The statement comes in the wake of the TRAI's recommendation on prohibiting the Internet service providers from making any discrimination in traffic while providing web access by either blocking or throttling some apps, websites and services or by offering fast lanes to others.

The telecom operators have been demanding that app-based calling and messaging services should be brought under the licensing regime.

However, the Internet firms have been opposing any such move as it would scuttle innovation, affordable or almost free messaging services and adversely impact people using the Internet.

"The OTT and telecom players must have a level-playing field," Mittal said.

The telecom operators had complained to the government and TRAI that Internet-based calling and messaging companies were causing a dent in their revenues by providing the same services as there was no need for them to follow the rules and regulations applicable to the mobile services firms.

Speaking to PTI at an event at Barcelona earlier this year, Mittal had said that the telecom operators were unable to match the rates of the OTT players due to a high capital expenditure.

Asked if the telecom companies would be burdened once the recommendations were legislated, Mittal replied in the negative by saying, "They (companies) are there to provide internet services to all. So, where is the question of burden, I do not get the question here. What does it mean? We are providing internet services to all. Even today, you buy a pack and use the internet, so what is the issue?"

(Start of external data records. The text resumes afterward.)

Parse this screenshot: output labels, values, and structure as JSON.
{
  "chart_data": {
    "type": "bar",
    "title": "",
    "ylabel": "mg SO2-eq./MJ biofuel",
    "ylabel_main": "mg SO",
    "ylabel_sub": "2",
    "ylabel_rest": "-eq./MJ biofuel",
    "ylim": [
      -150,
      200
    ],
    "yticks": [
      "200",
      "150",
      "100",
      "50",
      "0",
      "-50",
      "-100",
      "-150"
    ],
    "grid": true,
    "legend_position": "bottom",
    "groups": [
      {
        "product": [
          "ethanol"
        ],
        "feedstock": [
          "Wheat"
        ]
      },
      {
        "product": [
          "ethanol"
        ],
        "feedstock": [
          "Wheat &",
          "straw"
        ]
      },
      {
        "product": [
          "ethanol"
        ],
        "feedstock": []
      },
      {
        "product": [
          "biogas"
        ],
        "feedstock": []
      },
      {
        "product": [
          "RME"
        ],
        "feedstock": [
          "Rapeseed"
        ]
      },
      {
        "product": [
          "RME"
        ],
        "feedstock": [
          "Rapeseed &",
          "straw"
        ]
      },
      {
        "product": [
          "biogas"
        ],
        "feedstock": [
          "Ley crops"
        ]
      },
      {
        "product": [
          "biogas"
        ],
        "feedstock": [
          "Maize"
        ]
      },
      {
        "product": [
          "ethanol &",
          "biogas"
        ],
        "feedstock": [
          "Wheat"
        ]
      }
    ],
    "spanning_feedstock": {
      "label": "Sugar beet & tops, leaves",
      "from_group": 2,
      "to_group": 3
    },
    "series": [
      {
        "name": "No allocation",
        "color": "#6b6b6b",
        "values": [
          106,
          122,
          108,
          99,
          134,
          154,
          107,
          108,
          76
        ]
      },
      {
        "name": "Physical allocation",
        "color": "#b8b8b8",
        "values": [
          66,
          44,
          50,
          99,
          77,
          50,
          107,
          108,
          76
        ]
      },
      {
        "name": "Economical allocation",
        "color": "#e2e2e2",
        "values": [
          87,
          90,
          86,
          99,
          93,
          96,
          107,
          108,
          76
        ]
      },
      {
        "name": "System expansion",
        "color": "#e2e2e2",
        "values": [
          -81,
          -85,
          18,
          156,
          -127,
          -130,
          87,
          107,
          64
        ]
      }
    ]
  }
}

Replying to a query, Mittal said it was a false propaganda that the telecom companies would follow discriminatory practices as regards internet services. "It is a false propaganda that the telecom companies will be the gatekeepers, there will be discrimination, they will give preference to one over the other. All of it is nonsense and these are being spread by people who are either illiterate or trying to change the narrative," he said.

Mittal further said his company would not be able to survive if it allowed free internet access to its customers. "Hence, net neutrality from the point of view of a non- discriminatory availability of internet to all is given. So, anyone who preaches -- that is the way to go and that is the way it should go -- is just talking to people who are already in support of the decision."